Mário Pedrosa a laissé un héritage historique qui n'a pas perdu de sa pertinence

Cette année 2020 marque le 120e anniversaire de la naissance de Mário Pedrosa, militant socialiste et critique d'art brésilien qui, dans les années 1930, à São Paulo, a mené la résistance antifasciste dans des actes de rue et dans d'innombrables textes produits contre l'avancée fasciste. que nous cherchons à sauver ici. Le Brésil à cette époque était très différent, la bourgeoisie était divisée après le mouvement de 1930 et le régime politique restait instable. La crise économique après 1929 s'approfondit et les mobilisations sociales ouvrières s'intensifient. Un parti – Ação Integralista Brasileira – inspiré des mouvements fascistes européens a avancé et, bien que caricaturé dans ses gestes et médiocre dans ses manifestes et ses propositions, a menacé les organisations syndicales et les partis ouvriers, a gagné les sympathies de secteurs tels que la police, l'armée, les politiciens et les les classes sociales, la moyenne et la petite bourgeoisie.
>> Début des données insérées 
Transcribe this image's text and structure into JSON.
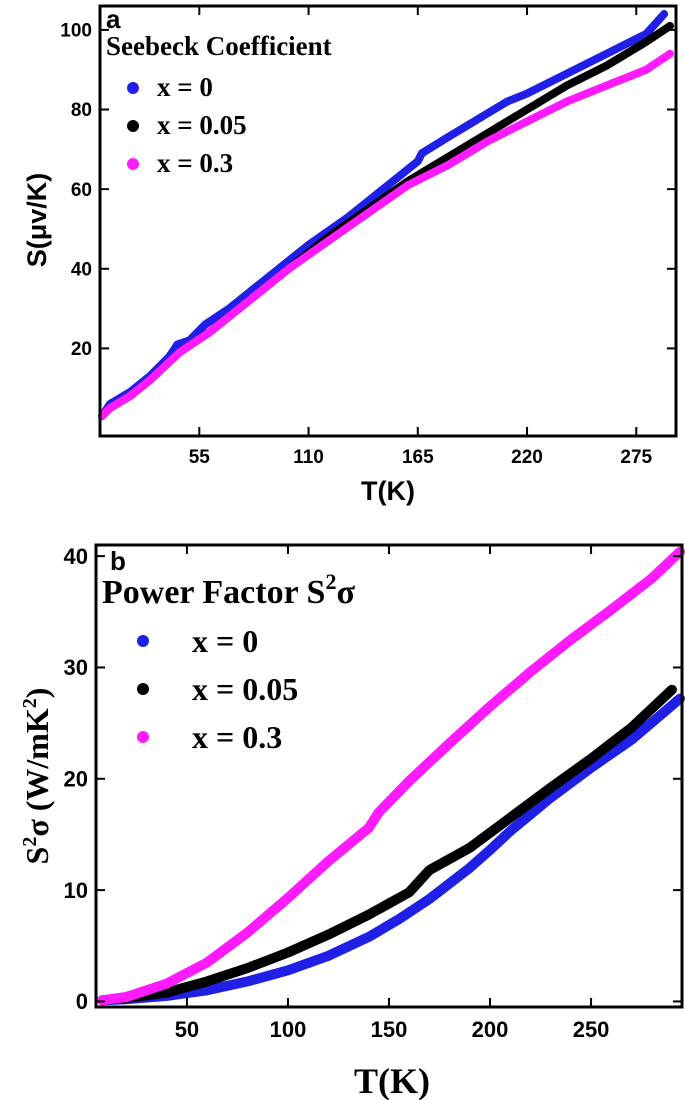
{
  "chart_data": [
    {
      "type": "line",
      "panel_label": "a",
      "title": "Seebeck Coefficient",
      "xlabel": "T(K)",
      "ylabel": "S(μv/K)",
      "xlim": [
        5,
        295
      ],
      "ylim": [
        -2,
        106
      ],
      "xticks": [
        55,
        110,
        165,
        220,
        275
      ],
      "yticks": [
        20,
        40,
        60,
        80,
        100
      ],
      "legend_position": "top-left",
      "series": [
        {
          "name": "x = 0",
          "color": "#1f1fe6",
          "x": [
            6,
            10,
            20,
            30,
            40,
            44,
            50,
            58,
            70,
            90,
            110,
            130,
            150,
            165,
            167,
            180,
            200,
            210,
            220,
            240,
            260,
            280,
            289
          ],
          "y": [
            3,
            6,
            9,
            13,
            18,
            21,
            22,
            26,
            30,
            38,
            46,
            53,
            61,
            67,
            69,
            73,
            79,
            82,
            84,
            89,
            94,
            99,
            104
          ]
        },
        {
          "name": "x = 0.05",
          "color": "#000000",
          "x": [
            6,
            10,
            20,
            30,
            45,
            60,
            80,
            100,
            120,
            140,
            160,
            180,
            200,
            220,
            240,
            260,
            280,
            292
          ],
          "y": [
            3,
            5,
            8,
            12,
            19,
            24,
            32,
            40,
            48,
            55,
            62,
            68,
            74,
            80,
            86,
            91,
            97,
            101
          ]
        },
        {
          "name": "x = 0.3",
          "color": "#ff1aff",
          "x": [
            6,
            10,
            20,
            30,
            45,
            60,
            80,
            100,
            120,
            140,
            160,
            180,
            200,
            220,
            240,
            260,
            280,
            292
          ],
          "y": [
            3,
            5,
            8,
            12,
            19,
            24,
            32,
            40,
            47,
            54,
            61,
            66,
            72,
            77,
            82,
            86,
            90,
            94
          ]
        }
      ]
    },
    {
      "type": "line",
      "panel_label": "b",
      "title": "Power Factor S",
      "title_sup": "2",
      "title_tail": "σ",
      "xlabel": "T(K)",
      "ylabel_main": "S",
      "ylabel_sup": "2",
      "ylabel_tail": "σ (W/mK",
      "ylabel_sup2": "2",
      "ylabel_end": ")",
      "xlim": [
        5,
        295
      ],
      "ylim": [
        -0.5,
        41
      ],
      "xticks": [
        50,
        100,
        150,
        200,
        250
      ],
      "yticks": [
        0,
        10,
        20,
        30,
        40
      ],
      "legend_position": "top-left",
      "series": [
        {
          "name": "x = 0",
          "color": "#1f1fe6",
          "x": [
            8,
            20,
            40,
            60,
            80,
            100,
            120,
            140,
            155,
            170,
            190,
            200,
            210,
            230,
            250,
            270,
            294
          ],
          "y": [
            0.1,
            0.2,
            0.5,
            1.0,
            1.8,
            2.8,
            4.1,
            5.8,
            7.4,
            9.2,
            12.0,
            13.6,
            15.3,
            18.3,
            21.0,
            23.5,
            27.2
          ]
        },
        {
          "name": "x = 0.05",
          "color": "#000000",
          "x": [
            8,
            20,
            40,
            60,
            80,
            100,
            120,
            140,
            160,
            170,
            190,
            210,
            230,
            250,
            270,
            290
          ],
          "y": [
            0.1,
            0.3,
            0.8,
            1.8,
            3.0,
            4.4,
            6.0,
            7.8,
            9.8,
            11.8,
            13.8,
            16.5,
            19.2,
            21.8,
            24.6,
            28.0
          ]
        },
        {
          "name": "x = 0.3",
          "color": "#ff1aff",
          "x": [
            8,
            20,
            40,
            60,
            80,
            100,
            120,
            140,
            145,
            160,
            180,
            200,
            220,
            240,
            260,
            280,
            294
          ],
          "y": [
            0.1,
            0.4,
            1.6,
            3.5,
            6.2,
            9.3,
            12.6,
            15.6,
            17.0,
            19.8,
            23.2,
            26.5,
            29.6,
            32.5,
            35.2,
            38.0,
            40.4
          ]
        }
      ]
    }
  ]
}
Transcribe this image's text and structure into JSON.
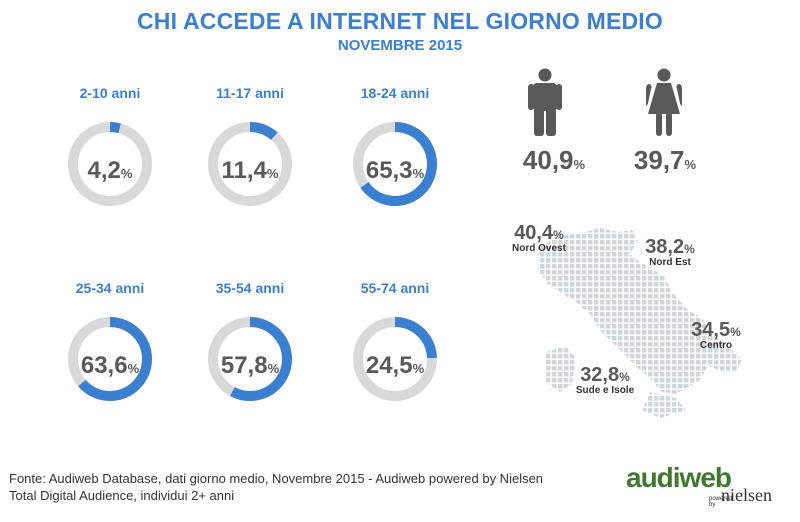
{
  "title": "CHI ACCEDE A INTERNET NEL GIORNO MEDIO",
  "subtitle": "NOVEMBRE 2015",
  "colors": {
    "accent": "#3b7fd0",
    "track": "#d9d9d9",
    "text": "#595959"
  },
  "chart_data": [
    {
      "type": "pie",
      "subtype": "donut",
      "categories": [
        "2-10 anni",
        "11-17 anni",
        "18-24 anni",
        "25-34 anni",
        "35-54 anni",
        "55-74 anni"
      ],
      "values": [
        4.2,
        11.4,
        65.3,
        63.6,
        57.8,
        24.5
      ],
      "value_labels": [
        "4,2",
        "11,4",
        "65,3",
        "63,6",
        "57,8",
        "24,5"
      ],
      "unit": "%"
    }
  ],
  "gender": [
    {
      "icon": "male-icon",
      "value": "40,9",
      "unit": "%"
    },
    {
      "icon": "female-icon",
      "value": "39,7",
      "unit": "%"
    }
  ],
  "regions": [
    {
      "name": "Nord Ovest",
      "value": "40,4",
      "unit": "%"
    },
    {
      "name": "Nord Est",
      "value": "38,2",
      "unit": "%"
    },
    {
      "name": "Centro",
      "value": "34,5",
      "unit": "%"
    },
    {
      "name": "Sude e Isole",
      "value": "32,8",
      "unit": "%"
    }
  ],
  "footer": {
    "line1": "Fonte: Audiweb Database, dati giorno medio, Novembre 2015 - Audiweb powered by Nielsen",
    "line2": "Total Digital Audience, individui 2+ anni"
  },
  "logo": {
    "main": "audiweb",
    "powered": "powered by",
    "nielsen": "nielsen"
  }
}
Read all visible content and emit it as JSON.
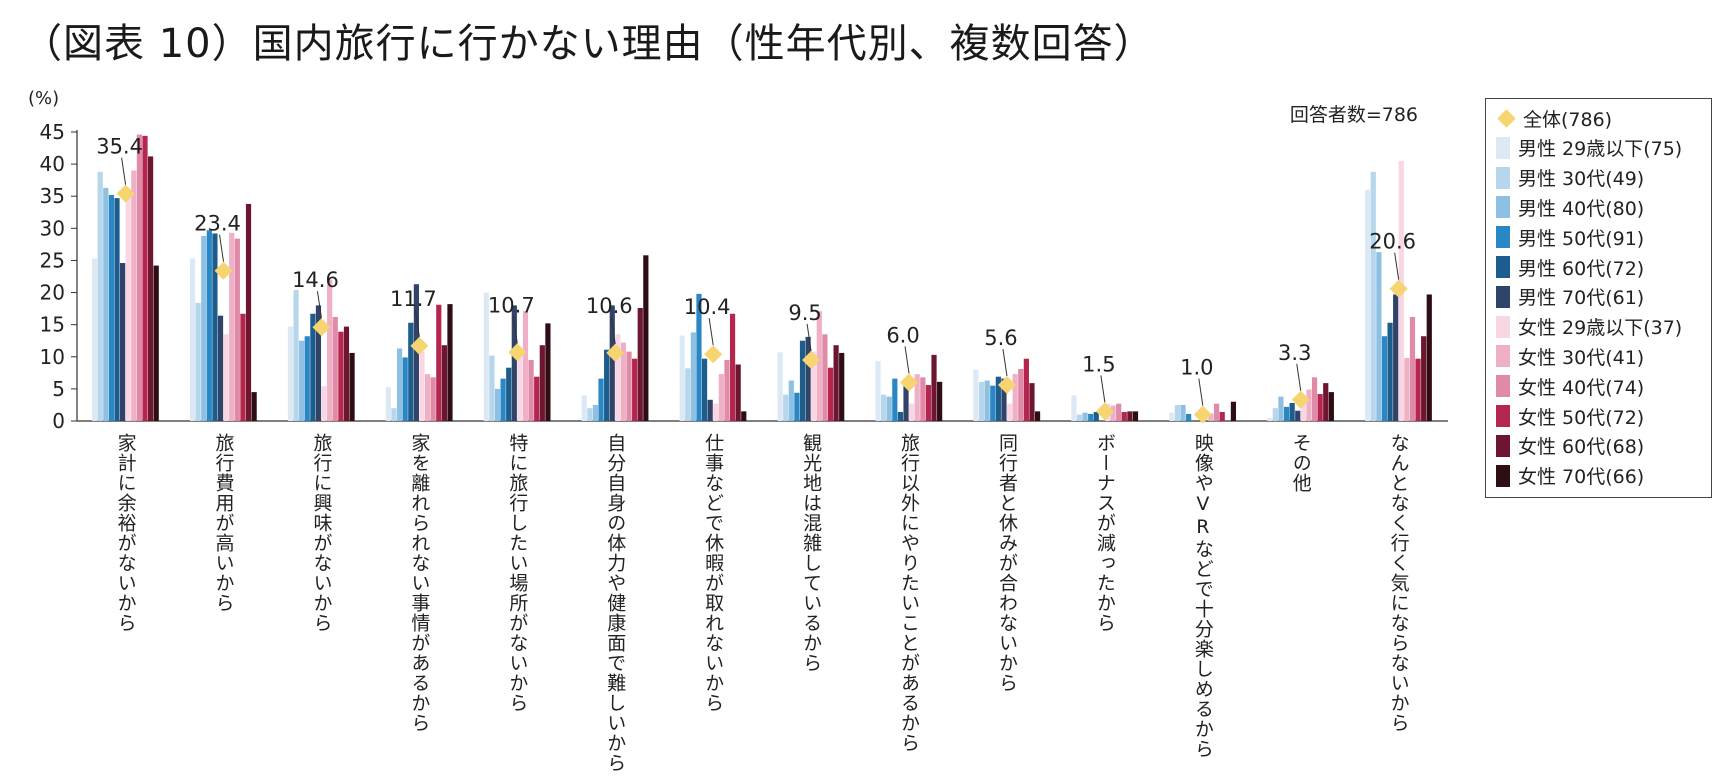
{
  "title": "（図表 10）国内旅行に行かない理由（性年代別、複数回答）",
  "chart_data": {
    "type": "bar",
    "title": "（図表 10）国内旅行に行かない理由（性年代別、複数回答）",
    "ylabel": "(%)",
    "ylim": [
      0,
      45
    ],
    "yticks": [
      "0",
      "5",
      "10",
      "15",
      "20",
      "25",
      "30",
      "35",
      "40",
      "45"
    ],
    "sample_note": "回答者数=786",
    "categories": [
      "家計に余裕がないから",
      "旅行費用が高いから",
      "旅行に興味がないから",
      "家を離れられない事情があるから",
      "特に旅行したい場所がないから",
      "自分自身の体力や健康面で難しいから",
      "仕事などで休暇が取れないから",
      "観光地は混雑しているから",
      "旅行以外にやりたいことがあるから",
      "同行者と休みが合わないから",
      "ボーナスが減ったから",
      "映像やVRなどで十分楽しめるから",
      "その他",
      "なんとなく行く気にならないから"
    ],
    "overall": {
      "name": "全体(786)",
      "color": "#f6d470",
      "values": [
        35.4,
        23.4,
        14.6,
        11.7,
        10.7,
        10.6,
        10.4,
        9.5,
        6.0,
        5.6,
        1.5,
        1.0,
        3.3,
        20.6
      ],
      "labels": [
        "35.4",
        "23.4",
        "14.6",
        "11.7",
        "10.7",
        "10.6",
        "10.4",
        "9.5",
        "6.0",
        "5.6",
        "1.5",
        "1.0",
        "3.3",
        "20.6"
      ]
    },
    "series": [
      {
        "name": "男性 29歳以下(75)",
        "color": "#dce9f5",
        "values": [
          25.3,
          25.3,
          14.7,
          5.3,
          20.0,
          4.0,
          13.3,
          10.7,
          9.3,
          8.0,
          4.0,
          1.3,
          0.5,
          36.0
        ]
      },
      {
        "name": "男性 30代(49)",
        "color": "#b6d6ec",
        "values": [
          38.8,
          18.4,
          20.4,
          2.0,
          10.2,
          2.0,
          8.2,
          4.1,
          4.1,
          6.1,
          1.0,
          2.5,
          2.0,
          38.8
        ]
      },
      {
        "name": "男性 40代(80)",
        "color": "#8dc0e3",
        "values": [
          36.3,
          28.8,
          12.5,
          11.3,
          5.0,
          2.5,
          13.8,
          6.3,
          3.8,
          6.3,
          1.3,
          2.5,
          3.8,
          26.3
        ]
      },
      {
        "name": "男性 50代(91)",
        "color": "#2a87c5",
        "values": [
          35.2,
          29.7,
          13.2,
          9.9,
          6.6,
          6.6,
          19.8,
          4.4,
          6.6,
          5.5,
          1.1,
          1.1,
          2.2,
          13.2
        ]
      },
      {
        "name": "男性 60代(72)",
        "color": "#1c5d8d",
        "values": [
          34.7,
          29.2,
          16.7,
          15.3,
          8.3,
          11.1,
          9.7,
          12.5,
          1.4,
          6.9,
          1.4,
          0.0,
          2.8,
          15.3
        ]
      },
      {
        "name": "男性 70代(61)",
        "color": "#2f4468",
        "values": [
          24.6,
          16.4,
          18.0,
          21.3,
          18.0,
          18.0,
          3.3,
          13.1,
          6.6,
          6.6,
          0.0,
          0.0,
          1.6,
          19.7
        ]
      },
      {
        "name": "女性 29歳以下(37)",
        "color": "#f8d6e3",
        "values": [
          35.1,
          13.5,
          5.4,
          10.8,
          10.8,
          13.5,
          2.7,
          10.8,
          2.7,
          2.7,
          2.7,
          0.0,
          2.7,
          40.5
        ]
      },
      {
        "name": "女性 30代(41)",
        "color": "#efb0c6",
        "values": [
          39.0,
          29.3,
          22.0,
          7.3,
          17.1,
          12.2,
          7.3,
          17.1,
          7.3,
          7.3,
          2.4,
          1.2,
          4.9,
          9.8
        ]
      },
      {
        "name": "女性 40代(74)",
        "color": "#e08aa7",
        "values": [
          44.6,
          28.4,
          16.2,
          6.8,
          9.5,
          10.8,
          9.5,
          13.5,
          6.8,
          8.1,
          2.7,
          2.7,
          6.8,
          16.2
        ]
      },
      {
        "name": "女性 50代(72)",
        "color": "#b5264e",
        "values": [
          44.4,
          16.7,
          13.9,
          18.1,
          6.9,
          9.7,
          16.7,
          8.3,
          5.6,
          9.7,
          1.4,
          1.4,
          4.2,
          9.7
        ]
      },
      {
        "name": "女性 60代(68)",
        "color": "#6e1530",
        "values": [
          41.2,
          33.8,
          14.7,
          11.8,
          11.8,
          17.6,
          8.8,
          11.8,
          10.3,
          5.9,
          1.5,
          0.0,
          5.9,
          13.2
        ]
      },
      {
        "name": "女性 70代(66)",
        "color": "#2e0e14",
        "values": [
          24.2,
          4.5,
          10.6,
          18.2,
          15.2,
          25.8,
          1.5,
          10.6,
          6.1,
          1.5,
          1.5,
          3.0,
          4.5,
          19.7
        ]
      }
    ],
    "legend_position": "right"
  }
}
Le jeune militant Mário Pedrosa, alors âgé de 33 ans, a agi en tant que dirigeant de la Ligue communiste internationaliste (LCI), une organisation qui faisait partie de la soi-disant Opposition internationale de gauche dirigée par Léon Trotsky et qui aspirait à réformer l'Internationale stalinisée III. L'opposition avait décidé et appliqué dans tous les pays une ligne directrice pour l'unité la plus large des organisations ouvrières pour arrêter l'avancée du fascisme. Au Brésil, Mário Pedrosa, à la tête du groupe acharné des militants LCI, a lancé un appel à toutes les organisations de São Paulo à s'unir et à former un front uni pour faire face aux premières actions des bandes intégristes. Au même moment, Pedrosa éditait également au Brésil le livre classique de Léon Trotsky dans lequel il analyse la montée du nazisme. Révolution et contre-révolution en Allemagne, qu'il traduit et présente.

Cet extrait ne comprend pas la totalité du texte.